Erklärung zum user guide
In diesen Abschnitt werden die Hilfsmittel zur Erklärung der Steuerung und Handhabung von eTom erklärt:
Das Zeichen symbolisiert das Klicken mit der linken Maustaste
Das Zeichen symbolisiert das Klicken mit der rechten Maustaste.
Abbildung 1: "Baumstruktur" Abbildung 2: "Grafische Oberfläche"
Das linke Bild zeigt die Baumstruktur von eTom. Sie ist immer sichtbar auf der linken Seite des Programmfensters. Im rechten Bild sieht man die grafische Oberfläche. Diese befindet sich immer sichtbar auf der rechten Seite des von eTom.
Abbildung 3: "Menüleiste"
Das obere Bild zeigt die Menüleiste. Sie befindet sich immer sichtbar oberhalb der Baumstruktur.
Um das Programm unter Windows zu starten, muss man die windows.bat Datei, welche im Programmordner liegt, ausführen.
Alternativ kann man eTom über die Konsole (Start Ausführen „cmd“) durch folgende Anweisungen starten:
eTom Programmverzeichnis (eTomWin) aufrufen Befehl „java -jar eTom.jar“ Eingabe.
Um ein fehlerfreies Ausführen zu garantieren, wird die aktuelle Version von Java1 benötigt.
Um das Programm unter einer Linux Distribution zu starten, müssen sie nach dem Entpacken des Programms die linux.sh ausführen.

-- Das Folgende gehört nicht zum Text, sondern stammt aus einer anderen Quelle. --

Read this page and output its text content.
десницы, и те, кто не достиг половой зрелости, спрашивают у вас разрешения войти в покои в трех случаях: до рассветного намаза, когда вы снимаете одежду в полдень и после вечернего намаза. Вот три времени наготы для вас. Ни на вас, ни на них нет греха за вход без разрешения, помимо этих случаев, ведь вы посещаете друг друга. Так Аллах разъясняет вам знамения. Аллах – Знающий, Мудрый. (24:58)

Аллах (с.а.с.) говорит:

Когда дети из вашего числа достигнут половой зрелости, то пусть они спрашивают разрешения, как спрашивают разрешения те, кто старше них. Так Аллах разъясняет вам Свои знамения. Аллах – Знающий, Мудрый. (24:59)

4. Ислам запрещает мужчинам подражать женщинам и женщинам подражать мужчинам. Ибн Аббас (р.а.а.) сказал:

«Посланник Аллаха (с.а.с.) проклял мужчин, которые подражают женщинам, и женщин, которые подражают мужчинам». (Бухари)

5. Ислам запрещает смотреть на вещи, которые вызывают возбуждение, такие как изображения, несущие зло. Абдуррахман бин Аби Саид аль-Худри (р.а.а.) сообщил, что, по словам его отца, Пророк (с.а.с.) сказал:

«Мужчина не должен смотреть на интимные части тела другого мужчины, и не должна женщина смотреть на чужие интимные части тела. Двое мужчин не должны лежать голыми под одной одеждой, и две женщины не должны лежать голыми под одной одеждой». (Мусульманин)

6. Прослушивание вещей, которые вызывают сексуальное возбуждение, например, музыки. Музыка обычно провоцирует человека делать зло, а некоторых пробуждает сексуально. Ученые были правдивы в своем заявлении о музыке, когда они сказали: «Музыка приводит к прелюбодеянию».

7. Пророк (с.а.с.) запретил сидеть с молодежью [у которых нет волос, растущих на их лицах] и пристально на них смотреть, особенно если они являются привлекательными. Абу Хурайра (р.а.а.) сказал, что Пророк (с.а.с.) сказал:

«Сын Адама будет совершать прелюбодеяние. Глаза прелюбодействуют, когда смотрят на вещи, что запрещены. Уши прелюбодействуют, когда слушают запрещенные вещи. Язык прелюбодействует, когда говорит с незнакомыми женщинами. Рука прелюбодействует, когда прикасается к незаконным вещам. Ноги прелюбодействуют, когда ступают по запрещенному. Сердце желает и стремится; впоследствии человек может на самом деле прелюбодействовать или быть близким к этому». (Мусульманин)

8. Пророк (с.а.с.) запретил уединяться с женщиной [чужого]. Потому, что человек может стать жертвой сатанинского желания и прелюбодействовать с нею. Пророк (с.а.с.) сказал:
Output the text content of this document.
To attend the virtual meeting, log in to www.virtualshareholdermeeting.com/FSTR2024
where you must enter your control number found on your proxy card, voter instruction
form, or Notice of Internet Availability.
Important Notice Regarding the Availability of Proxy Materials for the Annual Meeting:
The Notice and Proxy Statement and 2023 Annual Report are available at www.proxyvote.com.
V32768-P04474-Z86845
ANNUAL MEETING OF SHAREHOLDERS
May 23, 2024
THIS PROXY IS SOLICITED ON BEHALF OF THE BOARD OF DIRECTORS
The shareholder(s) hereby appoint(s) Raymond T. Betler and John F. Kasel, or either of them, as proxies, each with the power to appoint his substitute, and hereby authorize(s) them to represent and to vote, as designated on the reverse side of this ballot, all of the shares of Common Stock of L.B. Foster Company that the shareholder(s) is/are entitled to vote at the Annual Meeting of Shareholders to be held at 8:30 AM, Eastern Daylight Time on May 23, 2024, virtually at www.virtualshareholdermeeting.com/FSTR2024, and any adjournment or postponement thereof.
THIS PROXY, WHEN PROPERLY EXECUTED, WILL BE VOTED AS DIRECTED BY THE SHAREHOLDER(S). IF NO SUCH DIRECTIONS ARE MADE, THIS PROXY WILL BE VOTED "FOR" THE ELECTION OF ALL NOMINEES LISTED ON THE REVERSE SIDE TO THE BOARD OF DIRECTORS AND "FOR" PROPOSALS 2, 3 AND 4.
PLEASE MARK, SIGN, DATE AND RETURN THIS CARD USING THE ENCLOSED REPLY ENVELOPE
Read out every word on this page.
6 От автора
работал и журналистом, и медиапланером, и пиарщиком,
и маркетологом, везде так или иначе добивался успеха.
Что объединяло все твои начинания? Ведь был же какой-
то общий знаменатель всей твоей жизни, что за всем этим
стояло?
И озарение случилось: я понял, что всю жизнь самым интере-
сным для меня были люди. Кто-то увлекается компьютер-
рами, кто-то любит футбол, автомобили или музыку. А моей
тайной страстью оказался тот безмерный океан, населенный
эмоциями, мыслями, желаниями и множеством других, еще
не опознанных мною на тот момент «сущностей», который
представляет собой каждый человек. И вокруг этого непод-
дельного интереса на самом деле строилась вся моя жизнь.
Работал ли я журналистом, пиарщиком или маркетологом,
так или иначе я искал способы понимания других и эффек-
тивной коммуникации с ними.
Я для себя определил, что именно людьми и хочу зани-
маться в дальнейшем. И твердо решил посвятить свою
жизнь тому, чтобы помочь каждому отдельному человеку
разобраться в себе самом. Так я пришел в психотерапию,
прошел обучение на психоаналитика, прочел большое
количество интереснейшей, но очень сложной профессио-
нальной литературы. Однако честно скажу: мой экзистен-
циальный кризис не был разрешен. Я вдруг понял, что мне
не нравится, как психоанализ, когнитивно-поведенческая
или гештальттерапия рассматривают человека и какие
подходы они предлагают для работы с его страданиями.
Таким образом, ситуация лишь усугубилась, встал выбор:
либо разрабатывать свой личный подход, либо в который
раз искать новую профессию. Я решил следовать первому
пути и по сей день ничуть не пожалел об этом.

Bitte überprüfen sie vor dem ersten Start, welche Java Version bei ihnen installiert ist. Dieses geht über das Kommando „Java -version“. Sollte z. B. das weitverbreitete „gcj“ installiert sein, müssen sie einen „absoluten Pfad“ zur Java 6 Version von Sun in der linux.sh einstellen. Dieses können sie mit jedem Editor (z. B. „gedit linux.sh“) tätigen. Es wird eine Java Version 1.6 oder höher benötigt.
Menüleiste „File“ „Exit“ Dialog bestätigen mit „Yes“
eTom wird standartmäßig mit einem Atom im Nullpunkt gestartet. Dieses dient allein dem korrekten Darstellen der grafischen Oberfläche. Es wird automatisch entfernt, wenn man ein neues Projekt startet oder ein vorhandenes Projekt öffnet.
Menüleiste „File“ „New Project“
Diese Anweisung löscht den kompletten Inhalt der Baumstruktur und der grafischen Oberfläche.
Menüleiste „File“ „Open Project“
Es öffnet sich ein neues Fenster. Über dieses wird die gewünschte SML Dateien gewählt.
Menüleiste „File“ „Save Project“
Es öffnet sich ein neues Fenster. Über dieses wählt man den Zielort und den gewünschten Dateinamen. Nach Drücken des Speichern Buttons wird automatisch die aktuelle SML, NN, JJ und WW Datei im gewählten Verzeichnis abgelegt.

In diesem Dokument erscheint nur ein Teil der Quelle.